I believe you are referring to the phenomenon known as 'inflation'. It refers to the extremely rapid expansion of the universe shortly after the Big Bang. According to wikipedia (linked above) it lasted from $10^{−36}$ seconds after the Big Bang to sometime between $10^{−33}$ and $10^{−32}$ seconds. Amongst other things, it helps explain why the cosmic microwave background looks as it is observed.
While I can't seem to find a reference for it, I seem to remember the "double expansion" was a way to explain the paradox that the background radiation was too uniform for stars and clusters to form within the time frame allowed between the start of the expansion and now.

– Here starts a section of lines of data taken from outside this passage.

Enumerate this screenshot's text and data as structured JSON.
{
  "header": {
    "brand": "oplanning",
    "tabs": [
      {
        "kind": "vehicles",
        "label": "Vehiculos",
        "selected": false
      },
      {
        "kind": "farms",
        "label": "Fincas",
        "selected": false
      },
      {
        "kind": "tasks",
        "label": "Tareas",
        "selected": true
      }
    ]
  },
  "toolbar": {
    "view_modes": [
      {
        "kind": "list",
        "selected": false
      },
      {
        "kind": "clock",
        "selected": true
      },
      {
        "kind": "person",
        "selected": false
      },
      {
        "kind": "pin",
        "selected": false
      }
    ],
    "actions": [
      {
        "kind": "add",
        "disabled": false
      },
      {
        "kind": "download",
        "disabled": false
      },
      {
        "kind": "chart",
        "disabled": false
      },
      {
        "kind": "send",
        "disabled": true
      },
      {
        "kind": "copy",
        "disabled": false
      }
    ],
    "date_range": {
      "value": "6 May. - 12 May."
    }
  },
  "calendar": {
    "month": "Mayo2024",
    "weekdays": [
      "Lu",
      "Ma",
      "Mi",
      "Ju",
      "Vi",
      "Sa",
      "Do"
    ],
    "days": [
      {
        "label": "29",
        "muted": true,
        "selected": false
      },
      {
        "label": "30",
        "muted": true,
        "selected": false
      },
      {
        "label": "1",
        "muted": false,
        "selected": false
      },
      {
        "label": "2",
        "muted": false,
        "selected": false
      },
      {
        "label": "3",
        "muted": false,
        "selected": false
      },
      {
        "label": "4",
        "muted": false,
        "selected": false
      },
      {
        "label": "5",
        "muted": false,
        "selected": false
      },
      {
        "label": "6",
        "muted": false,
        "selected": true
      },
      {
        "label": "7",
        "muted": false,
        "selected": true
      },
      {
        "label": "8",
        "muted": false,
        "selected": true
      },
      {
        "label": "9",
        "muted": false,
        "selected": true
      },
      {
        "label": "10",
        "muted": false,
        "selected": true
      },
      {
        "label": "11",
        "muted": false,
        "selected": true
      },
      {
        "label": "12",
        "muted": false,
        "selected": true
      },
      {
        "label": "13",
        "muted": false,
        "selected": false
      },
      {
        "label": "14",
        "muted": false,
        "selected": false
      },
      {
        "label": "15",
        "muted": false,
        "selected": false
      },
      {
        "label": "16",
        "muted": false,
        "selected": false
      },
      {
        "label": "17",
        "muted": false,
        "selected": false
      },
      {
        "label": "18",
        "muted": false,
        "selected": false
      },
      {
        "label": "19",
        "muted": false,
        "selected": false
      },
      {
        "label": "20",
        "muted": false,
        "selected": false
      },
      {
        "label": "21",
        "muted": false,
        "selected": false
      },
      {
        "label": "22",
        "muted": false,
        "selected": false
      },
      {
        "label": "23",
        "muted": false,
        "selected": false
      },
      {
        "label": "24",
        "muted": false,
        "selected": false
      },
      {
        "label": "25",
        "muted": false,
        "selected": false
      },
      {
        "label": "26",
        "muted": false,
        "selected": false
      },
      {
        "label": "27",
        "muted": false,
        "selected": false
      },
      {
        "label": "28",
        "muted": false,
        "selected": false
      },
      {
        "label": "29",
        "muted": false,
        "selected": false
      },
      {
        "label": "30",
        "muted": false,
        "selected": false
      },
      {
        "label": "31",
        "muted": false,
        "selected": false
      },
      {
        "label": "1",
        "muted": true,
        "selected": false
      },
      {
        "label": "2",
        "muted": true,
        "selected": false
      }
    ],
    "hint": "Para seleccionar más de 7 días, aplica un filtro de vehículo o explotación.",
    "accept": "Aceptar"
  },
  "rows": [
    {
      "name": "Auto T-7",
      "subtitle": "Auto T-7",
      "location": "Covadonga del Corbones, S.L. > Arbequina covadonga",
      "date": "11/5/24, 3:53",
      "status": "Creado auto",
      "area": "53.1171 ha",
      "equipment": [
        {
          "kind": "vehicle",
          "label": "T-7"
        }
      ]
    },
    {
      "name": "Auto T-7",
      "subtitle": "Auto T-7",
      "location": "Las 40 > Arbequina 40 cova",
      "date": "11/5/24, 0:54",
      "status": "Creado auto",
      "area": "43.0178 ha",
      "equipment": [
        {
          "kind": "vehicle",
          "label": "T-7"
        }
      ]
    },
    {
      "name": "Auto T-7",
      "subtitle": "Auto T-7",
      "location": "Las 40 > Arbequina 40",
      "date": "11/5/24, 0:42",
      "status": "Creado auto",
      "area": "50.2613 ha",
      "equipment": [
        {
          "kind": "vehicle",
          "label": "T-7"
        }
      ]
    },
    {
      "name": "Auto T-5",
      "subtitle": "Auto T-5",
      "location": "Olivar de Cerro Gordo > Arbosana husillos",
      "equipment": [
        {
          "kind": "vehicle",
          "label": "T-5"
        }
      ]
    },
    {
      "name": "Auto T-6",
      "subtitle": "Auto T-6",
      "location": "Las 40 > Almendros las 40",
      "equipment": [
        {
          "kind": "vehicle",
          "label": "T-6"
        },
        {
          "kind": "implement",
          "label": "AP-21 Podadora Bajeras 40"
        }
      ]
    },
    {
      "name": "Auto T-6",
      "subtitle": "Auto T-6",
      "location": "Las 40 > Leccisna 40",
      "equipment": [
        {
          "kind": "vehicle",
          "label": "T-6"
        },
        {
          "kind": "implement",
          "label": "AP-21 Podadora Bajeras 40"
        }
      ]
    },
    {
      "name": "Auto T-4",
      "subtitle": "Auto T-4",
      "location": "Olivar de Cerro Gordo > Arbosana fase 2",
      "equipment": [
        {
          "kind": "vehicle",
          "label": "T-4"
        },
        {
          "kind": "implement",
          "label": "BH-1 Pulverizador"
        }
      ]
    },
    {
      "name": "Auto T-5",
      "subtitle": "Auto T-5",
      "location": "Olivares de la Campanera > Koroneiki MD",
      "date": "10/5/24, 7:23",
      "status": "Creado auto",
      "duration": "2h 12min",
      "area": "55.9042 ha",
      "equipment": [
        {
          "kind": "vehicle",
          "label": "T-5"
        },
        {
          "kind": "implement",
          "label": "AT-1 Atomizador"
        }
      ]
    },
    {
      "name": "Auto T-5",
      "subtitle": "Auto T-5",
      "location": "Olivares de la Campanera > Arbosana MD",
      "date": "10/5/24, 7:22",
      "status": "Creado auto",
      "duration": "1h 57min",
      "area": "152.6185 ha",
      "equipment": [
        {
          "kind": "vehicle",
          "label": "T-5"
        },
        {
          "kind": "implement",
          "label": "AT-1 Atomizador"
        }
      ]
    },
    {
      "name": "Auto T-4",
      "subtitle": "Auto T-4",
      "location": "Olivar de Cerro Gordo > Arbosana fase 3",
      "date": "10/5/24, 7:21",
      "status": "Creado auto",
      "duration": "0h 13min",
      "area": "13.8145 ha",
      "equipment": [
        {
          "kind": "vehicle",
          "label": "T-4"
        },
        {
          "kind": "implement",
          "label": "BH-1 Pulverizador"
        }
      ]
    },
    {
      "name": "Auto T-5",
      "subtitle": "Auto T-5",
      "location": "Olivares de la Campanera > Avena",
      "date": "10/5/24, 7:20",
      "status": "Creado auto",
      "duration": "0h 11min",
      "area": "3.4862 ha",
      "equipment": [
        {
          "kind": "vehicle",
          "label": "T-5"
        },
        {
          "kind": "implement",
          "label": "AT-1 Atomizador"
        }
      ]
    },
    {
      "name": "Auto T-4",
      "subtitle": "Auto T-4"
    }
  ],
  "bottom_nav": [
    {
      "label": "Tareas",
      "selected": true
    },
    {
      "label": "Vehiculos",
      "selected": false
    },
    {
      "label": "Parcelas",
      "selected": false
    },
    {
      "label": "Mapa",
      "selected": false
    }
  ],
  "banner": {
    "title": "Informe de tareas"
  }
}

If I remember correctly the theory was the initial cosmic background radiation spread out, and a second expansion started the unevenness that allowed clusters and stars to form.
Big-Bang proponents theorize that small clumps of gas in their primordial fireball grew into stars, galaxies, and clusters of galaxies. The clumps should have left evidence of themselves as hot and cold spots in the cosmic microwave background. That is, as we point our detectors in different directions, we should see slight differences in the temperature of the microwaves from point to point in the sky.
With better measurements we now know that the cosmic background radiation is uneven which conforms better to our expectation of the time it took stars and clusters to evolve. So there's no longer a need for a more complicated theory.
However the jury is still out on the distribution of matter vs. radiation. Several decades ago two Soviet astrophysicists, R. A. Sunyaev and Ya. B. Zel'dovich, pointed out that as the background radiation passes through large clouds of intergalactic gas, some of the radiation would collide with electrons in the gas, scattering it out of our line of sight and giving it a different wavelength ("Compton scattering"). The resulting change of intensity in the background radiation reaching us would be interpreted a change in the radiation's temperature.
Likewise we are still in the process of trying to measure the CBM and if gravity waves are present from those early days. If this next generation Planck Telescope shows that there is no obvious distortions caused by gravity waves, it could rule out the Big Bang plus inflation theory -an add-on theory that explains the phenomenal sudden expansion of space from a tiny point.